Background and aims: Liver ischemia reperfusion injury (IRI) remains an unresolved clinical problem. This study dissected roles of liver-resident macrophage Kupffer cells (KCs), with a functional focus on efferocytosis receptor T-cell immunoglobulin and mucin domain-containing protein-4 (TIM-4), in both the activation and resolution of IRI in a murine liver partial warm ischemia model.

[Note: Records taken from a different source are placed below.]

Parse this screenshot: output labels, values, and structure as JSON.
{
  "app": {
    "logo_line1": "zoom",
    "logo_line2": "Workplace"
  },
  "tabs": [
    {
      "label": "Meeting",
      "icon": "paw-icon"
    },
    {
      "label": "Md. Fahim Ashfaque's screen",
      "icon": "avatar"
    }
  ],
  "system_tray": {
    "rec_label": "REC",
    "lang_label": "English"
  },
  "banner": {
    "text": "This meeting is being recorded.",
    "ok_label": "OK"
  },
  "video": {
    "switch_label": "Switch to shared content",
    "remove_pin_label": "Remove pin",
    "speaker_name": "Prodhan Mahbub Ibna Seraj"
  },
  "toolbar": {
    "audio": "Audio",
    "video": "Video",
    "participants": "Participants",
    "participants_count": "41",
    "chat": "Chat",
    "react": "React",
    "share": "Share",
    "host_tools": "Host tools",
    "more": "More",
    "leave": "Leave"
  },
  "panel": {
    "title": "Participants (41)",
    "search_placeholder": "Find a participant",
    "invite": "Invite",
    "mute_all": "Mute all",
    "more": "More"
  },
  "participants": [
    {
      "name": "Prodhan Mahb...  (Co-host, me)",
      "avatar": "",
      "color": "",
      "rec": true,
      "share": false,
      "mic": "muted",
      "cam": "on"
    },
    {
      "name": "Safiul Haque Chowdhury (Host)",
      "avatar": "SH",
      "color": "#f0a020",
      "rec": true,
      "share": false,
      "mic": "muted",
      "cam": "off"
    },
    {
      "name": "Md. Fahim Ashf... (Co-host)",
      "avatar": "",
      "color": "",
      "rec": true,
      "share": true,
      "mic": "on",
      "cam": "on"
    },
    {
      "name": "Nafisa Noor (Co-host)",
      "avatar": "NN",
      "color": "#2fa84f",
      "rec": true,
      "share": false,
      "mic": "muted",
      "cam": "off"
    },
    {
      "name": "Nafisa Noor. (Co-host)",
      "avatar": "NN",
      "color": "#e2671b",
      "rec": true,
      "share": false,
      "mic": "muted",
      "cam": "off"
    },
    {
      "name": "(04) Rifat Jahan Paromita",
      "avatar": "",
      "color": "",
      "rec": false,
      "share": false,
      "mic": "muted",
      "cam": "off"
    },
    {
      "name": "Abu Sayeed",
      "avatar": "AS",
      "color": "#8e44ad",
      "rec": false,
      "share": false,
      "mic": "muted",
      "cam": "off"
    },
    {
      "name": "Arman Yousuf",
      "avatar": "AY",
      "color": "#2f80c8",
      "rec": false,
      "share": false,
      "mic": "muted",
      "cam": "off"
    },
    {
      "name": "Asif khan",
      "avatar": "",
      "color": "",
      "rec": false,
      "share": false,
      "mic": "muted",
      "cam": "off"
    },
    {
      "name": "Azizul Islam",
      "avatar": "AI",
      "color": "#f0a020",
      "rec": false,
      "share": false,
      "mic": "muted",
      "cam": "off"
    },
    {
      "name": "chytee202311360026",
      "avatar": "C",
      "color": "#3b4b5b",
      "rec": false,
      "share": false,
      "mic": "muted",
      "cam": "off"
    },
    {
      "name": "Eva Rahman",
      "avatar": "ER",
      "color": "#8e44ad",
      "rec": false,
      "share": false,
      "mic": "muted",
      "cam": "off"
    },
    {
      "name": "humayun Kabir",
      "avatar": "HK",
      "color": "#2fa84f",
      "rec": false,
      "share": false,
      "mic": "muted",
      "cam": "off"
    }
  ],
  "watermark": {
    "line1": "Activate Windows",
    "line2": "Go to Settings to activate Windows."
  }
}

Approach and results: Fluorescence-activated cell sorting results showed that TIM-4 was expressed exclusively by KCs, but not infiltrating macrophages (iMФs), in IR livers. Anti-TIM-4 antibody depleted TIM-4+ macrophages in vivo, resulting in either alleviation or deterioration of liver IRI, which was determined by the repopulation kinetics of the KC niche with CD11b+ macrophages. To determine the KC-specific function of TIM-4, we reconstituted clodronate-liposome-treated mice with exogenous wild-type or TIM-4-deficient KCs at either 0 hour or 24 hours postreperfusion. TIM-4 deficiency in KCs resulted in not only increases in the severity of liver IRI (at 6 hours postreperfusion), but also impairment of the inflammation resolution (at 7 days postreperfusion). In vitro analysis revealed that TIM-4 promoted KC efferocytosis to regulate their Toll-like receptor response by up-regulating IL-10 and down-regulating TNF-α productions.
Conclusions: TIM-4 is critical for KC homeostatic function in both the activation and resolution of liver IRI by efferocytosis.
© 2021 by the American Association for the Study of Liver Diseases.